Elizabeth Hutchinson presented at the Indigenous Arts in Transition Seminar on Wednesday, October 21, 2015, from 6 to 7:30 pm. Her talk was entitled “Messages Across Time: Inupiaq Drawings from the 1890s.”

Dr. Hutchinson’s talk at Bard Graduate Center derived from an exhibition at Columbia University mounted with graduate students featuring drawings by Inupiaq artists working closely with missionaries. The talk focused on a set of ten drawings made by Inupiaq students at a U.S. Indian school in Wales, Alaska in the 1890s that depict the Messenger Feast, a ceremonial that remains important in northwestern Alaska today. In Spring 2014, graduate students at Columbia University conducted research on the community of Wales and the dance festival that is depicted in the drawings, contributing the information to an exhibition of the drawings that opened on campus and online in September. Dr. Hutchinson’s presentation provided an analysis of the works and a reflection on the significance of displaying them in a space so far removed from the time and place of their creation. As she argues, the drawings, which are part of Columbia’s Bush Collection of Religion and Culture, are implicated in a long history of the University’s problematic but meaningful engagement with material culture as the site of scholarly inquiry and transcultural intellectual exchange.

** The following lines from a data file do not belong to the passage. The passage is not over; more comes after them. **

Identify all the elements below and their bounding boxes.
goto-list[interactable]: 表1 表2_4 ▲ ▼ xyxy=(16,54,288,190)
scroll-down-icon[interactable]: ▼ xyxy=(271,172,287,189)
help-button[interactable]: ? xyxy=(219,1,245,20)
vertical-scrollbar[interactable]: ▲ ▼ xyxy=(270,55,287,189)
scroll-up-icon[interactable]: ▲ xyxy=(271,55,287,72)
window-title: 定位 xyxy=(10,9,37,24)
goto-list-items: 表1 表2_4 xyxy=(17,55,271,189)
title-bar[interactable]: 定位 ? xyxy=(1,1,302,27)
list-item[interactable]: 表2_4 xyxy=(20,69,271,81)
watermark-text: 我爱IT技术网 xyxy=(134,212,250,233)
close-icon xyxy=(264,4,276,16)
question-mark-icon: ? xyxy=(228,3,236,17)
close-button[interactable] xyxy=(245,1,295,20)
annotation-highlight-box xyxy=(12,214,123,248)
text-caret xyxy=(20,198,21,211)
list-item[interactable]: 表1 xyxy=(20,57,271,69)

Elizabeth Hutchinson is Associate Professor of American Art History and Chair of the First Year Seminar program at Barnard College, Columbia University. She previously taught at the University of New Mexico. Dr. Hutchinson holds a PhD in Art History from Stanford University. She is the author of The Indian Craze: Primitivism, Modernism and Transculturation in American Art, 1890-1915 (Duke University Press, 2009) and numerous articles and essays including, most recently, “Taos and its other Neighbors: intertribal visiting in Taos School painting,” (for the forthcoming BYU/Stark Museum catalog Branding the West), “Osceola’s Calicoes” (in the anthology Global Trade and Visual Arts in Federal New England (University Press of New England, 2014)), “From Pantheon to Indian Gallery: art and sovereignty on the early nineteenth century cultural frontier” (Journal of American Studies, May 2013). She is the recipient of fellowships from, among other places, the ACLS, the NEH, and the Georgia O’Keeffe Museum and has been granted several teaching awards. Dr. Hutchinson is currently working on a variety of projects related to the visual culture of Native American/non-Native cultural exchange in both the Federal period and the 1970s.